The report also found that the Fed and OCC staff "lacked a common understanding of the Federal Reserve's approach for examining Edge Act corporations" and that "FRB New York staff were not clear about the expected deliverables resulting from continuous monitoring activities." Finally, the report concluded that "FRB New York's JPMC supervisory teams appeared to exhibit key-person dependencies."
So what were the recommendations? There were 10. Some of them went to better coordination among banking agencies. Mostly, though, the recommendations focused on improvements in the inspection process. These included: the issuance of "guidance detailing expectations for documenting and approving the deliverables of continuous monitoring activities, tracking identified issues, and performing follow-up activities," the mitigation of "key-person dependency," and the hiring of "additional supervisory personnel with market risk and modeling expertise."

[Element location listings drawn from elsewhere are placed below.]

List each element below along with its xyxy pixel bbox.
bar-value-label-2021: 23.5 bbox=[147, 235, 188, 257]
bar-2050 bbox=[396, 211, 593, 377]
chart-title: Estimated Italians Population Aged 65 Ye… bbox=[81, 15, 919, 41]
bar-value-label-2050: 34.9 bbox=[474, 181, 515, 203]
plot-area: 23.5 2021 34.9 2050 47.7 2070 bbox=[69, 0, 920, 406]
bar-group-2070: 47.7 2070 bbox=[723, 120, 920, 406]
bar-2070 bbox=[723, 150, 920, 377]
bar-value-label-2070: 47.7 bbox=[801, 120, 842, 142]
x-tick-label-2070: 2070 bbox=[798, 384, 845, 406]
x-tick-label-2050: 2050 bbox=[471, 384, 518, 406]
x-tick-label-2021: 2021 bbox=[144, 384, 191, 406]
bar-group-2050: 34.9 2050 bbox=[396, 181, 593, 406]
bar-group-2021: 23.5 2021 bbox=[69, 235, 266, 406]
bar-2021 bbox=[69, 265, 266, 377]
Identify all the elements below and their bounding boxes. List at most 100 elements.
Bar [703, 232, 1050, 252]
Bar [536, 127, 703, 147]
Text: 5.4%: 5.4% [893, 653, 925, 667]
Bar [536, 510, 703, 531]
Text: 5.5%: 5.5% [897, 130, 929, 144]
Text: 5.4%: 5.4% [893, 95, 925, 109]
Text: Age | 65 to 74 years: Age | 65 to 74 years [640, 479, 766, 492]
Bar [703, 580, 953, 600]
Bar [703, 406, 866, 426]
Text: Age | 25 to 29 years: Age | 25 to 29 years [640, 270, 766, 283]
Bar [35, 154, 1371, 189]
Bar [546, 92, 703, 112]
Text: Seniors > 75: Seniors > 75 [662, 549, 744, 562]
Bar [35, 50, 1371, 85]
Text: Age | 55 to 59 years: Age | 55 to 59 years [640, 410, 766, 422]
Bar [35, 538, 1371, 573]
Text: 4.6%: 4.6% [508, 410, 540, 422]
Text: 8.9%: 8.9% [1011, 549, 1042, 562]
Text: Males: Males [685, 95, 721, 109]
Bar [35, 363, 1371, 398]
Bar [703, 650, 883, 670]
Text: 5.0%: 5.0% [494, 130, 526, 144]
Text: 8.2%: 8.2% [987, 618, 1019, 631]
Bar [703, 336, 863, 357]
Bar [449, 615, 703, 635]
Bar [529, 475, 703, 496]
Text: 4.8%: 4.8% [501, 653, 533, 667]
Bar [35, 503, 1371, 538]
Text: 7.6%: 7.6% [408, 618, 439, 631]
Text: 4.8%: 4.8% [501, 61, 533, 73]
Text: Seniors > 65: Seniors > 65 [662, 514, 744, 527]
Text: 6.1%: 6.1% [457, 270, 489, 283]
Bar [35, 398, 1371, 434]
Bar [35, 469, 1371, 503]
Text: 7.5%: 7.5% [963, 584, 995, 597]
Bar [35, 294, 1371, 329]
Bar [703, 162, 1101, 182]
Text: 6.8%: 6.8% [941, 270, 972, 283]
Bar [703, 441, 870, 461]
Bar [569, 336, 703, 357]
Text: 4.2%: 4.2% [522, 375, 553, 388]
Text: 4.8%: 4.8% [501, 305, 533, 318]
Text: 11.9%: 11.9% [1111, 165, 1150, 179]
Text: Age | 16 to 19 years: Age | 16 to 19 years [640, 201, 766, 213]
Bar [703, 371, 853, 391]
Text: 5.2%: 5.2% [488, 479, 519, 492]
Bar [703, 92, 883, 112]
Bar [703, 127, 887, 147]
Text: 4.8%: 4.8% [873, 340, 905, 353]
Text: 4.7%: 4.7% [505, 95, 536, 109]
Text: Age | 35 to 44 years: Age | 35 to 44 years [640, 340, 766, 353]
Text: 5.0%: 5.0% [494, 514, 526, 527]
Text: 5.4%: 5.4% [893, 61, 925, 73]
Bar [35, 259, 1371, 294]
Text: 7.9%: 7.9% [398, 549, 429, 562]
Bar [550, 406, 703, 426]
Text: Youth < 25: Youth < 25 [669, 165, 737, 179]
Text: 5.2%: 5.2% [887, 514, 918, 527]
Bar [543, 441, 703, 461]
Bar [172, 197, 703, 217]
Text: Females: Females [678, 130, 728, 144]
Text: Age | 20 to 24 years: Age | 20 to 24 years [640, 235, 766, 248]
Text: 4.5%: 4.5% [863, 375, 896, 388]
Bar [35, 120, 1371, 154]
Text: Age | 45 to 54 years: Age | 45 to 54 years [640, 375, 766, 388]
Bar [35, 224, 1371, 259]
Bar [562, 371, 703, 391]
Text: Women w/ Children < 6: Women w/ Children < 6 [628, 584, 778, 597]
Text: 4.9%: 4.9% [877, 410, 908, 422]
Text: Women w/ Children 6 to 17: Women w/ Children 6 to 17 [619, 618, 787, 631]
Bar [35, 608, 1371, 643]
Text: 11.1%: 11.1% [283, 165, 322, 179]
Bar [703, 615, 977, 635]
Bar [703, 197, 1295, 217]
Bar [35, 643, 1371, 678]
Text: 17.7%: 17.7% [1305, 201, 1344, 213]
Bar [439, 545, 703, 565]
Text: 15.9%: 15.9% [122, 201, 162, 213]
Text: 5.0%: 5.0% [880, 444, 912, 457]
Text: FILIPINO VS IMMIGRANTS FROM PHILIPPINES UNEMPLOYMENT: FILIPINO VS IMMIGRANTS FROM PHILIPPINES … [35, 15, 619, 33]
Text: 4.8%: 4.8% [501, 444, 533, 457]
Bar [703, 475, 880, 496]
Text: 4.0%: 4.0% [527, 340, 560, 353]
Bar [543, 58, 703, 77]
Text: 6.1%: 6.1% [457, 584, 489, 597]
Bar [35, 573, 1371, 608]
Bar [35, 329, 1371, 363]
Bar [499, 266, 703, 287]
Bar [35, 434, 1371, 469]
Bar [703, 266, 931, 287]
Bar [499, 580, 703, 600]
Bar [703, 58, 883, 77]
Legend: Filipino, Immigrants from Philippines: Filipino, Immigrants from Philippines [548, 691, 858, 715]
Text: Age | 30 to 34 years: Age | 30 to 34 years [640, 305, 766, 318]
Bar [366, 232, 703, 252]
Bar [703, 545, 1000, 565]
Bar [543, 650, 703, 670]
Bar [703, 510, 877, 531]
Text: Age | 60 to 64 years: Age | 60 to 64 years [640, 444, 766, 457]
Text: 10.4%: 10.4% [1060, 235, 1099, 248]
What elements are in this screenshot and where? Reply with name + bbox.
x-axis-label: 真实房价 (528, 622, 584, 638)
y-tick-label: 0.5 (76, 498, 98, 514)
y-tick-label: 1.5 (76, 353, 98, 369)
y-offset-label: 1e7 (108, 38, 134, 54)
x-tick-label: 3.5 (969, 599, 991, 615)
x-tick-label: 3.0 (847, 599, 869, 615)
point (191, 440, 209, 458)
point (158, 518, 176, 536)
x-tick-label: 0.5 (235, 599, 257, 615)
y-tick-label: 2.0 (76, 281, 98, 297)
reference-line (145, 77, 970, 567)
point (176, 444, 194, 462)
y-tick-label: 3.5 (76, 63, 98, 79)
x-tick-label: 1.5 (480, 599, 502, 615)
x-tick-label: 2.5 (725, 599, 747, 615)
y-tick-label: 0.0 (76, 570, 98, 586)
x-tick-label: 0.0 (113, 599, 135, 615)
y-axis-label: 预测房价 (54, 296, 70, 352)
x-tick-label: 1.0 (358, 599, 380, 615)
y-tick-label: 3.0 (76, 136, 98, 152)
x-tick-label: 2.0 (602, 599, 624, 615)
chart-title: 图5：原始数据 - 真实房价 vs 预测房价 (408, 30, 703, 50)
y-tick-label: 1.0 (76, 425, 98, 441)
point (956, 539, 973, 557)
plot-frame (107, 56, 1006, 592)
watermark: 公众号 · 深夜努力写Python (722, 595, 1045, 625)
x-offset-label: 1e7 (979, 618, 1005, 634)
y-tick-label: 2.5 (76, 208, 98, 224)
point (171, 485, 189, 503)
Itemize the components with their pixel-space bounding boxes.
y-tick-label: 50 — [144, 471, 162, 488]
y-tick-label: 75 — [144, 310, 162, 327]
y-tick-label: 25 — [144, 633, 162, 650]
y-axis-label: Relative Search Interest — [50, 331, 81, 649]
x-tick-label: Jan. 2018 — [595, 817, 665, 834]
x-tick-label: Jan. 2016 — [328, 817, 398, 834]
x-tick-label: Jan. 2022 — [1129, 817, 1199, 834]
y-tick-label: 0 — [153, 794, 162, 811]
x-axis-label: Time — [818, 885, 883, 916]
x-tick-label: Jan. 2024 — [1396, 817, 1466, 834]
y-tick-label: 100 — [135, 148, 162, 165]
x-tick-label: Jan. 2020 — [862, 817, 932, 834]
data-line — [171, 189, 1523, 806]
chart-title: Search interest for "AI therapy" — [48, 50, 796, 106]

The Report will likely result in more intense inspections of commercial banks (the section on the response to recommendations indicated little patience by the FRB New York with the recommendations), particularly with respect to activities in the securities markets. That in turn will likely result in banks becoming more risk averse. Risk aversion is good for commercial banking but bad for the securities markets.
Prior to the repeal of Glass Steagall, increased risk aversion among commercial banks would have had little impact on the securities markets. The securities markets were dominated by a class of investment banks that could not engage in commercial banking (and visa versa) and were therefore outside the scope of oversight of bank regulators. With the repeal of Glass Steagall, though, the commercial banks have ousted the independent investment banks, a dynamic that was eminently predictable. See The "Great Fall": The Consequences of Repealing the Glass-Steagall. With the demise of Lehman, the acquisition of Merrill and Bear Stearns by commercial banks, and the conversion of Morgan Stanley and Goldman, there are no more large investment banks that fall outside the oversight of bank regulators.
The securities markets are about risk taking. Limitations on risk taking in turn hurts the securities markets. Regulatory oversight of commercial banks seeks to reduce risk taking. This has the potential to impose long term harm on United States capital markets.